火の管理が心配になったらIHキッチンがおすすめ

年齢が上がるに連れてさまざまなリスクが高まってきますが、特に多いのが家庭内で発生する事故です。
内閣府が2017年に実施した調査によると、シニア世代の住宅内での事故の発生場所は居室が最も高く45.0%、次いで階段の18.7%、台所・食堂17.0%となっています。

台所・食堂での事故は第3位ですが、火を使う場所なので火災へと繋がる恐れがあり、とても危険です。
自宅での火災で死亡した人の7割以上がシニア世代となっており、台所の火の管理はシニア当事者はもちろんのこと、離れて暮らす子ども世代にとっても心配事項となっています。

台所での事故で特に注意したいのがガスコンロの火の消し忘れや、コンロの火の衣服への燃え移りです。

このような不安があるため、シニア世帯ではガスコンロからIHキッチンへと切り替える人が増えています。

4割が火の不安でIHキッチンに切り替え

調理機器の販売メーカーである東興株式会社が実施した調査によると、シニア世代がIHキッチンに切り替えた理由で最も多かったのが、掃除のしやすさなどの利便性の47.7%、2位が火の使用に対する不安の39.9%と続きました。
また、シニアを親に持つ子ども世代の40.9%が、親の火の使用に対して不安を感じていると回答しています。
いずれの世代も、約4割の人が火元の不安からIHキッチンへの切り替えを検討していることがうかがえます。
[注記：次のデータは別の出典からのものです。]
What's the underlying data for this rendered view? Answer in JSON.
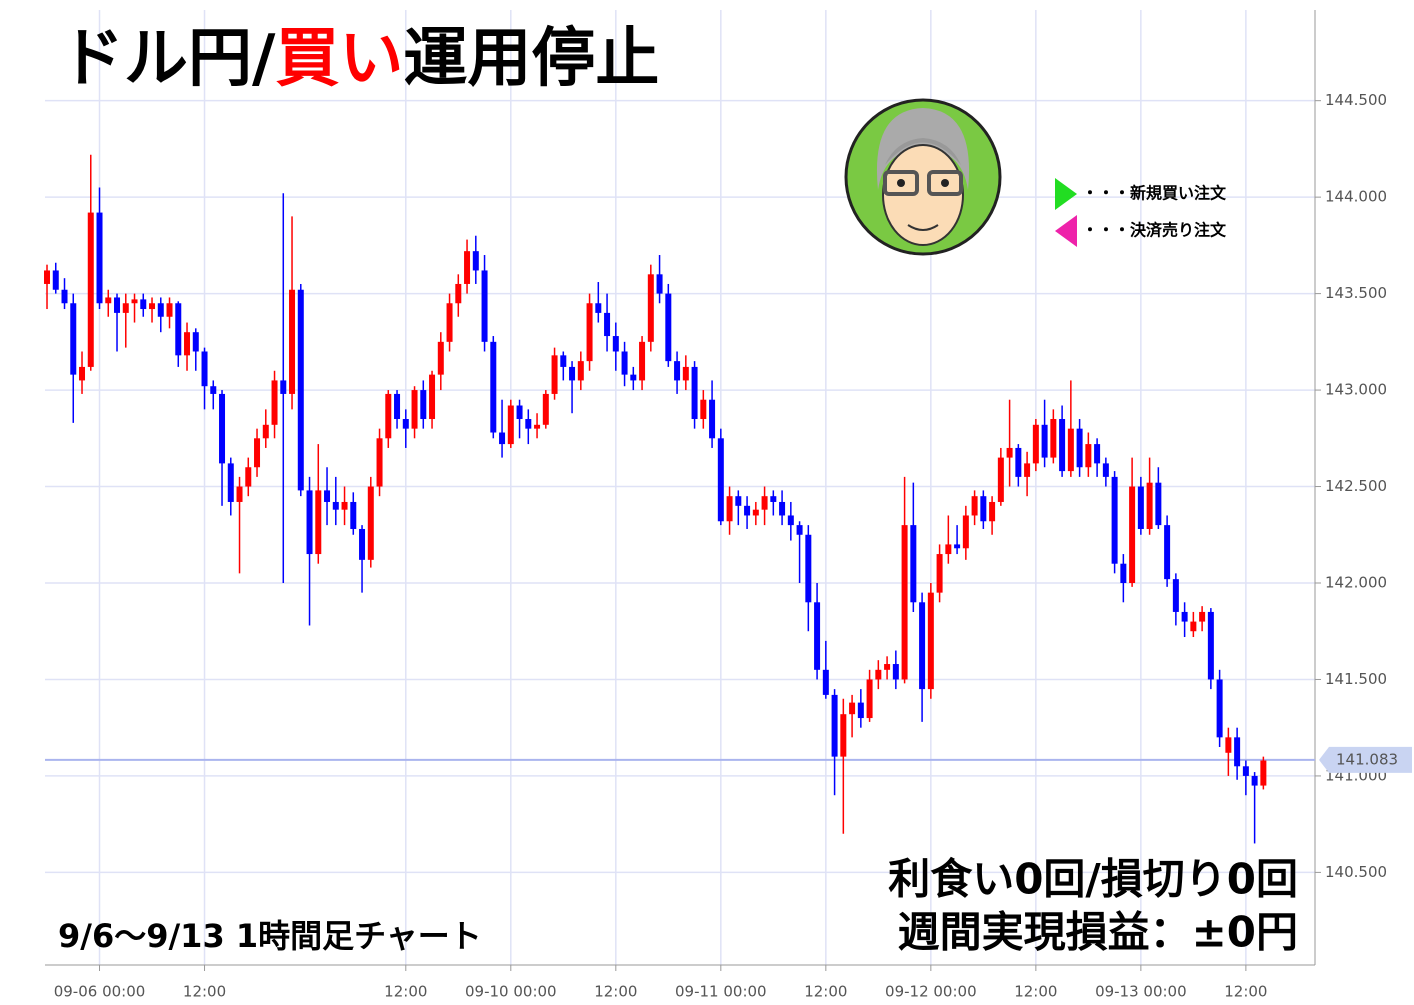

IHキッチンは火が出ないので火の消し忘れや、調理中に衣服の袖などへの引火の危険がなく安全に使えるのがメリットです。
スイッチを入れても、金属製の鍋を置かない限り鉄板が熱くならないのでやけどの心配もありません。

参考記事
本当に便利になった?シニアのキッチン事情 IHコンロ切り替えで減少した子ども世代の「火の元の心配」

実際に使うと不便の声も!

実際にIHキッチンに切り替えたシニア世代の感想をみてみましょう。
なんと、IHキッチンに切り替えたシニア世代の約4割が、不便と答えています。

不便と感じる理由で最も多かったのは、調理器具がIHキッチン対応商品しか使えないことの65.7%。
次いで、フライパンを振るとスイッチが切れるの43.3%、火力が低い37.3%と続きました。

ガスコンロの火力に慣れているシニア世代にとって、IHキッチンは火が出ないため使いづらいと感じる人が多いようです。

アンケートでは、回答者の5人に1人(20.2%)が、ガスコンロに戻したいと答えています。

しかし、使いづらいとはいうものの安全面への信頼度は高く、65%のシニアがこのままIHキッチンを使い続けたいと答えています。

シニア世代にとっては長年使い慣れてきた器具の方が使いやすいのでしょうが、安全性を考えると、やはりIHキッチンに軍配があがりそうです。

最近ではIHキッチンで使える土鍋など調理器具の種類も増えていますし、シニア世代が使いやすいように音声ガイダンスがついたIHキッチンも販売されています。

IHキッチンとガスコンロのメリットとデメリットをよく把握して、より安全で使いやすいものを選びたいですね。